A federated architecture for TC (and for all online editions?)
Over the last year we have progressively rolled out TC to more people, and more projects. There is now usually at least one person, and often three or more, logged in to the system and doing something. As a result, people really notice if the system goes down. And, alas, it does. Much of the time, it is not our fault -- as when someone somewhere decided it would be a good idea to install a patch in the cloud system on which our university hosts many of our research virtual servers. Down went our server, for nearly a week. Other times, there is some mysterious thing in the constellation of applications which compose TC which causes memory over-runs and down we go, again. This has led us to start thinking, hard, about what we can do to make TC as bullet proof and totally reliable as we can. One thing was clear: if TC in five years is relying totally on the Saskatchewan servers, it will be dead.
So here is our thinking about a solution. Clearly we need some kind of federation of servers, mirroring and backing each other up. This led us to look at how systems like Gmail and Facebook, etc, work: no matter where you log in from, you get to the latest version of your data — being served to you from multiple servers world wide. Google, Facebook, etc, are invisibly shuttling your data and you from server to server, between sessions and even within sessions. So that was the starting point of our thinking. But we realized we needed more than this. In Saskatchewan, we have built our own interfaces, for our own projects, accessible through a usask.ca web address; our Birmingham partners are also building their own interfaces, for their projects, accessible through bham.ac.uk addresses. We want our system to work so that should the Birmingham system go down, in mid-session, the user would be invisibly moved to the Saskatchewan system — still working through a bham.ac.uk address and interface, without any loss of time or data. And if both Saskatchewan and Birmingham are down, the user is moved to a server in Mexico, or somewhere else, again quite invisibly.
This architecture, it seems to me, would address multiple issues. First, it would go very far to solution of the problems of long term maintenance, interoperability and sustainability which dog us all. Second, it would permit local servers and systems to retain their local branding, naming and interfaces. So Virginia, or Texas, or Madrid, could build something in the TC universe, and have it look and function quite unlike anything anywhere else. And the result is likely to be immense advances in how we make and present richly encoded data, as developers and scholars can concentrate on what is needed for creation and dissemination, without an endless reinventing of what goes in-between.

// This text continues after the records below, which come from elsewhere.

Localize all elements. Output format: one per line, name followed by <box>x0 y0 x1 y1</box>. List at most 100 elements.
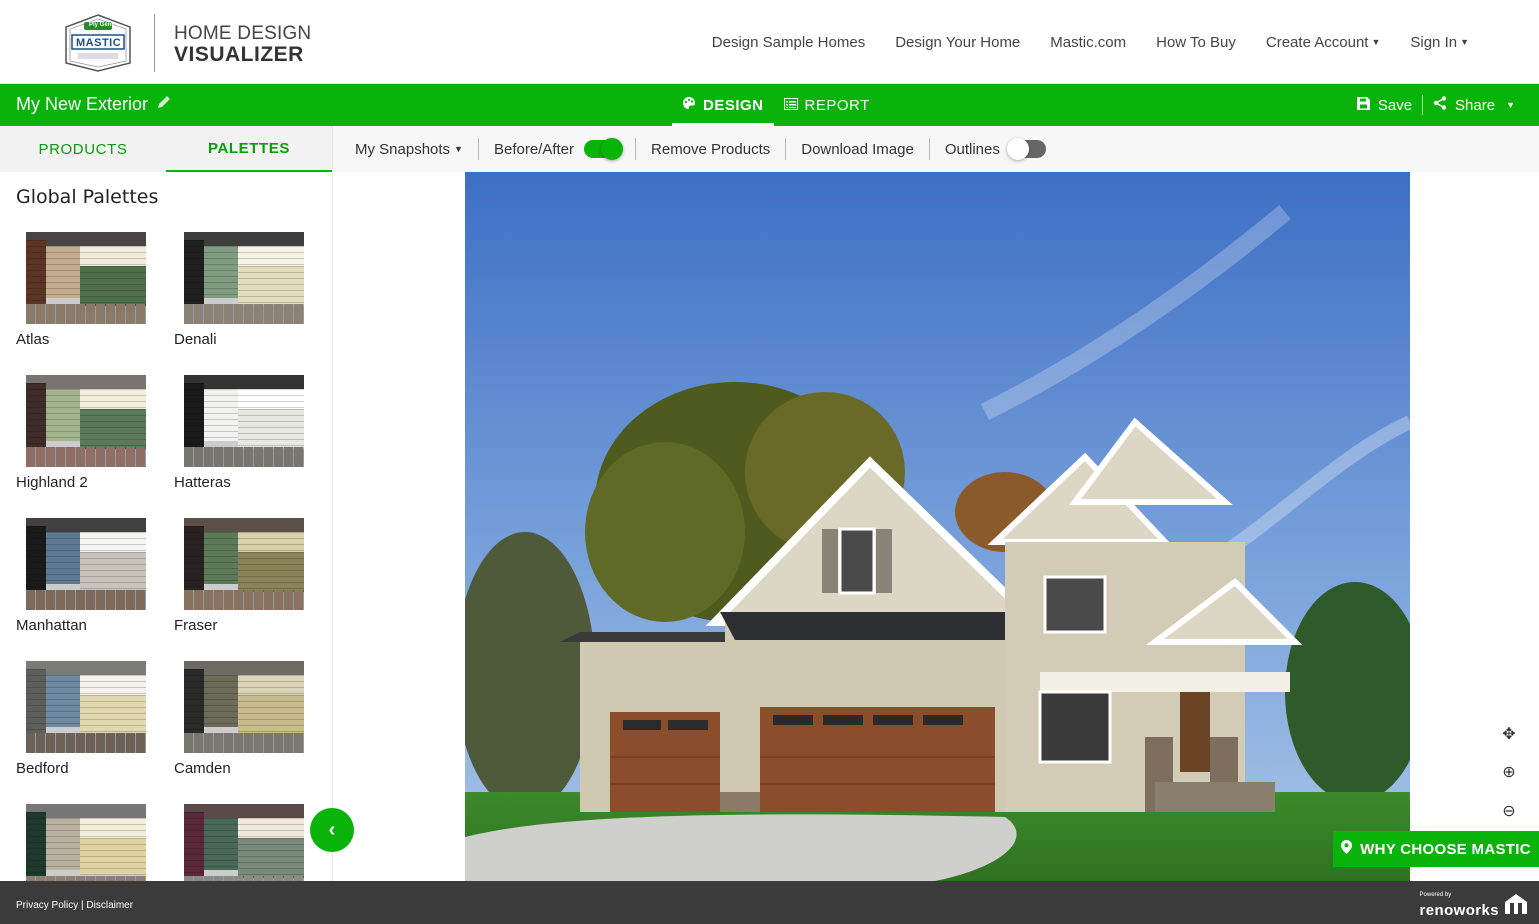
swatch-siding-secondary <box>80 552 146 592</box>
zoom-in-icon[interactable]: ⊕ <box>1502 762 1515 782</box>
palette-card[interactable]: Atlas <box>16 232 156 348</box>
download-image-button[interactable]: Download Image <box>786 141 929 158</box>
palette-card[interactable]: Bedford <box>16 661 156 777</box>
map-pin-icon <box>1341 840 1353 858</box>
zoom-controls: ✥ ⊕ ⊖ <box>1491 715 1527 830</box>
palette-swatch <box>26 375 146 467</box>
palette-card[interactable]: Camden <box>174 661 314 777</box>
palette-swatch <box>184 375 304 467</box>
tab-design-label: DESIGN <box>703 96 764 114</box>
palette-name: Highland 2 <box>16 474 88 491</box>
app-title-line2: VISUALIZER <box>174 43 304 66</box>
swatch-siding-secondary <box>238 266 304 306</box>
palette-swatch <box>26 518 146 610</box>
logo-divider <box>154 14 155 72</box>
panel-tabs: PRODUCTS PALETTES <box>0 126 332 172</box>
caret-down-icon: ▼ <box>1371 37 1381 47</box>
caret-down-icon: ▼ <box>1460 37 1469 47</box>
why-choose-mastic-button[interactable]: WHY CHOOSE MASTIC <box>1333 831 1539 867</box>
renoworks-brand: renoworks <box>1419 902 1499 919</box>
swatch-trim <box>238 532 304 552</box>
privacy-policy-link[interactable]: Privacy Policy <box>16 900 78 911</box>
mastic-logo[interactable]: Ply Gem MASTIC <box>62 13 134 73</box>
palette-name: Bedford <box>16 760 69 777</box>
top-header: Ply Gem MASTIC HOME DESIGN VISUALIZER De… <box>0 0 1539 84</box>
zoom-out-icon[interactable]: ⊖ <box>1502 801 1515 821</box>
share-label: Share <box>1455 96 1496 114</box>
tab-palettes[interactable]: PALETTES <box>166 126 332 172</box>
my-snapshots-dropdown[interactable]: My Snapshots ▼ <box>333 141 478 158</box>
palette-name: Denali <box>174 331 217 348</box>
tab-design[interactable]: DESIGN <box>672 84 774 126</box>
swatch-stone <box>184 304 304 324</box>
outlines-toggle[interactable] <box>1006 138 1046 160</box>
nav-sign-in[interactable]: Sign In ▼ <box>1410 34 1469 51</box>
nav-design-your-home[interactable]: Design Your Home <box>895 34 1020 51</box>
app-title: HOME DESIGN VISUALIZER <box>174 24 311 65</box>
tab-report-label: REPORT <box>804 96 870 114</box>
project-name[interactable]: My New Exterior <box>16 94 172 115</box>
swatch-shutter <box>26 812 46 876</box>
nav-create-account[interactable]: Create Account ▼ <box>1266 34 1380 51</box>
palette-card[interactable]: Highland 2 <box>16 375 156 491</box>
pan-icon[interactable]: ✥ <box>1502 724 1515 744</box>
palette-card[interactable] <box>174 804 314 881</box>
app-title-line1: HOME DESIGN <box>174 23 312 44</box>
palette-card[interactable]: Manhattan <box>16 518 156 634</box>
remove-products-button[interactable]: Remove Products <box>636 141 785 158</box>
palette-swatch <box>26 232 146 324</box>
palette-swatch <box>184 232 304 324</box>
nav-mastic-com[interactable]: Mastic.com <box>1050 34 1126 51</box>
swatch-trim <box>238 246 304 266</box>
swatch-shutter <box>184 240 204 304</box>
palette-swatch <box>184 518 304 610</box>
disclaimer-link[interactable]: Disclaimer <box>86 900 133 911</box>
report-icon <box>783 97 798 114</box>
nav-design-sample-homes[interactable]: Design Sample Homes <box>712 34 865 51</box>
outlines-label: Outlines <box>944 140 1000 158</box>
save-icon <box>1356 96 1370 114</box>
save-button[interactable]: Save <box>1347 96 1422 114</box>
swatch-shutter <box>184 812 204 876</box>
swatch-siding-secondary <box>238 695 304 735</box>
swatch-shutter <box>26 240 46 304</box>
project-actions: Save Share ▼ <box>1347 84 1525 126</box>
tab-products[interactable]: PRODUCTS <box>0 126 166 172</box>
powered-text: Powered by renoworks <box>1419 892 1499 919</box>
palette-card[interactable]: Denali <box>174 232 314 348</box>
swatch-trim <box>80 389 146 409</box>
palette-icon <box>682 96 696 114</box>
before-after-control: Before/After <box>479 138 635 160</box>
palette-swatch <box>26 661 146 753</box>
palette-card[interactable]: Fraser <box>174 518 314 634</box>
swatch-shutter <box>26 669 46 733</box>
swatch-shutter <box>26 383 46 447</box>
nav-create-account-label: Create Account <box>1265 34 1369 51</box>
palette-swatch <box>184 661 304 753</box>
swatch-shutter <box>184 669 204 733</box>
swatch-siding-secondary <box>80 695 146 735</box>
share-button[interactable]: Share ▼ <box>1423 96 1525 114</box>
powered-by-renoworks[interactable]: Powered by renoworks <box>1419 892 1527 919</box>
house-photo[interactable] <box>465 172 1410 881</box>
pencil-icon[interactable] <box>156 94 172 115</box>
nav-how-to-buy[interactable]: How To Buy <box>1156 34 1236 51</box>
before-after-toggle[interactable] <box>584 138 624 160</box>
toggle-knob <box>601 138 624 160</box>
save-label: Save <box>1377 96 1413 114</box>
palette-name: Manhattan <box>16 617 87 634</box>
project-name-label: My New Exterior <box>16 94 149 114</box>
swatch-trim <box>238 389 304 409</box>
palette-card[interactable]: Hatteras <box>174 375 314 491</box>
palette-card[interactable] <box>16 804 156 881</box>
swatch-stone <box>26 590 146 610</box>
swatch-trim <box>80 532 146 552</box>
top-nav: Design Sample Homes Design Your Home Mas… <box>712 34 1469 51</box>
share-icon <box>1433 96 1447 114</box>
tab-report[interactable]: REPORT <box>774 84 880 126</box>
mode-tabs: DESIGN REPORT <box>672 84 880 126</box>
swatch-stone <box>184 590 304 610</box>
palette-name: Atlas <box>16 331 50 348</box>
collapse-panel-button[interactable]: ‹ <box>310 808 354 852</box>
swatch-siding-secondary <box>238 409 304 449</box>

So: that is the aim. But how to get there? Within the TC universe, Zeth Green has been looking at some possibilities: see his blog at http://zeth.uk/2014/06/12/distributed_global_textual_community.html. There is one area where his thinking and ours converges: the problems with synchronizing distributed databases. Given the complexity of the databases we are developing, and the need to keep these both responsive and current in real time, this is a major difficulty. So one solution, which Zeth canvasses, is NOT to use a database as the fundamental datastore. He outlines one such solution, building on github. Xiaohan Zhang has been looking at others. At the same time, we are becoming even more aware of the ever-looming problem of multiple hierarchies. We deal very effectively (I think) with two hierarchies in TC. But some time, we have to think about more than two. That time might be now. If we are going to rebuild the entire data model underlying TC to enable true federation, then we might take on this one too. Or maybe not. Further, we are not concerned only with backing up the data: we want to back up the entire interface, as it were, so that the whole Birmingham system will run from the Saskatchewan site, should Birmingham go down -- and vice versa. Now that, too, is a challenge.